—Le plus fâcheux, nous dit-il, c'est que vous ne pouvez vous remettre en route aujourd'hui. La pluie, en tombant cette nuit, a rendu la montagne tout à fait impraticable. Les sentiers qui mènent à Kalaâ sont toujours difficiles et dangereux, mais à présent vous y exposeriez sérieusement votre vie. Vous voilà donc prisonniers au bordj pour un ou plusieurs jours. Résignez-vous. Au reste, rien ne vous manquera, le caïd est prévenu, et je reviendrai, moi, le plus tôt possible. Madame Elvire fait une moue charmante qui signifie: je ne me résigne pas du tout, j'ai décidé que nous partirons aujourd'hui pour Kalaâ, et nous y serons ce soir. Cependant, à tous ses mais on oppose des raisons si raisonnables, qu'elle paraît vouloir se ranger tout à coup aux avis de l'amitié prudente. Méfiez-vous, disent les Kabyles, de la femme qui, après s'être longtemps obstinée dans son idée, y renonce soudain pour adopter la vôtre: plus alors elle se montre complaisante et docile, plus elle est résolue à vouloir ce que vous ne voulez pas.

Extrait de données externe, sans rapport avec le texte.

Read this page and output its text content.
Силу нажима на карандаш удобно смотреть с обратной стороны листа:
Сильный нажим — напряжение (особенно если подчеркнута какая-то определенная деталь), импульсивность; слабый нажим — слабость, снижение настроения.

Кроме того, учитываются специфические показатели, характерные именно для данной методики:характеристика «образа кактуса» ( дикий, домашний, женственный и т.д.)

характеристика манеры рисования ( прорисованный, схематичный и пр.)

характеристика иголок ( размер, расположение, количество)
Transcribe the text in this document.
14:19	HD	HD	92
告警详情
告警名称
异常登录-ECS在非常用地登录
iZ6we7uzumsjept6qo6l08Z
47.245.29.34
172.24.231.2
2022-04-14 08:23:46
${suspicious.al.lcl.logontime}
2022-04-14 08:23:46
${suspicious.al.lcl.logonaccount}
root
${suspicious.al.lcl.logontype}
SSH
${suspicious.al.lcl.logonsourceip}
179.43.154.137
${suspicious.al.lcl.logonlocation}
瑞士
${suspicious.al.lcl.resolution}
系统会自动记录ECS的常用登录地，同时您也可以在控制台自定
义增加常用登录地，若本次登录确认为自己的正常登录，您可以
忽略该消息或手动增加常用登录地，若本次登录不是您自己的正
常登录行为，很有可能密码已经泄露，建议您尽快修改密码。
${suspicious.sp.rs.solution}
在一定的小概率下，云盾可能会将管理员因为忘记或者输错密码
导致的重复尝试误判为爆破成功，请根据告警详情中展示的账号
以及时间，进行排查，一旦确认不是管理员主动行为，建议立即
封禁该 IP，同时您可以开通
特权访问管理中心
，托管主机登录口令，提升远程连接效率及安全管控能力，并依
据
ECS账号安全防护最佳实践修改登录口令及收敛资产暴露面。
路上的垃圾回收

Le commandant est parti après nous avoir à tous fraternellement serré la main. Nous demeurons dans le bordj avec quelques Kabyles dont aucun ne parle ni ne comprend un seul mot de français. La pluie continue à tomber, le vent souffle de l'ouest par rafales, chassant devant lui d'épais nuages d'un bleu d'ardoise qui se heurtent et se déchirent aux crêtes des montagnes, puis saignent abondamment. L'eau ruisselle partout, la vallée est inondée. Le Djurjura semble coiffé d'un bonnet de plomb; son pied plonge dans un bain d'encre. Le Conscrit s'est recouché, tout à fait résigné à attendre en dormant que le soleil luise. M. Jules et moi nous imitons ce sage exemple, car madame Elvire, muette, le menton dans la main, s'impatiente et s'irrite de tout ce que nous imaginons pour la consoler ou la distraire. Mais qui donc nous réveille? Le bordj est-il attaqué par toute la Kabylie en armes?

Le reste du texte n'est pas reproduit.